I know that not every single person has the ideal roommate but I got really lucky with mine. Coming home I was excited to have my own space, but now when I'm doing my midnight scrolling, I'm realizing that I miss being able to talk to her about the funny things I see in that very moment. Tagging, DMing, and texting her doesn't feel the same as a long night of giggles spent together.

Also, while seeing old friends when you get home is amazing, and there is always a lot to catch up on, you do start to miss your other friends too. Being in college means that your friends are going through similar things as you are all the time. You have tests together, clubs together, and sometimes you spend way too much time procrastinating together. The bond you begin to form is one you definitely begin to miss - especially when you guys don't live close off of campus.

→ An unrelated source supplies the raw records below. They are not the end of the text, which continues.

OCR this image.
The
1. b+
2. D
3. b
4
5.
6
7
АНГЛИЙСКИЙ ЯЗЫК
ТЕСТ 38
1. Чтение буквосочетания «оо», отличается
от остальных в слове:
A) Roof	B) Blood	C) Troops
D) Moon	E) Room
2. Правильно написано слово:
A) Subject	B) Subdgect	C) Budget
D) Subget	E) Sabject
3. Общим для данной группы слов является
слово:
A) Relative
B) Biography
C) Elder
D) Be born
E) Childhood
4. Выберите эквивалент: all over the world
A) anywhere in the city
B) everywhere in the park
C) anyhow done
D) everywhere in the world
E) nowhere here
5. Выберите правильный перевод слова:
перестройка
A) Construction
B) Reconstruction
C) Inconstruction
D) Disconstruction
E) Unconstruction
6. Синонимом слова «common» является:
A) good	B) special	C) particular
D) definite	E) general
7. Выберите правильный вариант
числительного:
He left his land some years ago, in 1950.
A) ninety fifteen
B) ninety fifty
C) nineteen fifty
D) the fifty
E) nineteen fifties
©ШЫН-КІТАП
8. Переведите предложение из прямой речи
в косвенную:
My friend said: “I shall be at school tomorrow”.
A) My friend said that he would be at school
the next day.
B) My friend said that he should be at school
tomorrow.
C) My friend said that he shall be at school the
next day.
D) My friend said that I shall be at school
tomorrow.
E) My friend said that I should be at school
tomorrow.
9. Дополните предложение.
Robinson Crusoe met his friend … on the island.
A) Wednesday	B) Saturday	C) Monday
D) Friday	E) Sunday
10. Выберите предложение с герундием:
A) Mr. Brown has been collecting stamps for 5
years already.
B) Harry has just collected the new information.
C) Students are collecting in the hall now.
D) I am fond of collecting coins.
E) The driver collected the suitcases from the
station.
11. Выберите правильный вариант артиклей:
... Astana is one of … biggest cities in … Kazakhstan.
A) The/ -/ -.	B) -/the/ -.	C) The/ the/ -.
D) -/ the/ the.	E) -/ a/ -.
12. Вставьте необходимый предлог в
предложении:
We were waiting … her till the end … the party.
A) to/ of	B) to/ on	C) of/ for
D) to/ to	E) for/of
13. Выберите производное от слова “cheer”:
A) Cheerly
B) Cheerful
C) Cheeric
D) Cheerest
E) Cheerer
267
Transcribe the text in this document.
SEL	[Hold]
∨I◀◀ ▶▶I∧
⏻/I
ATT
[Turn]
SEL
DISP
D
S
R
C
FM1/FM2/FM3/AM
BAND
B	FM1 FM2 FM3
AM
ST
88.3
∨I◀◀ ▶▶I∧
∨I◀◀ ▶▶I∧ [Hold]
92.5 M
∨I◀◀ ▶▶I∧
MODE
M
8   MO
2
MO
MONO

Coming home also means you don't have a set schedule or at least not immediately. You may come back to a previous job and that puts something on your calendar, but the free time you still have during the week can be a little too much. I know I've spent way too much time obsessing over the Tati/James drama than I ever would have at school. The routine I had at school kept me busy and entertained, and I'm honestly missing it a lot right now.

There are a lot of other things to miss too - even things you thought you wouldn't. You miss the classes, the teachers, and sometimes the food. I know I miss the environment. It isn't a perfect one, but it's full of people just trying to find their way. We are all working through the roller coaster of life and we are all stuck on one beautiful campus together while we figure it all out. I miss meeting new people at the bus stops or running into old classmates and catching up.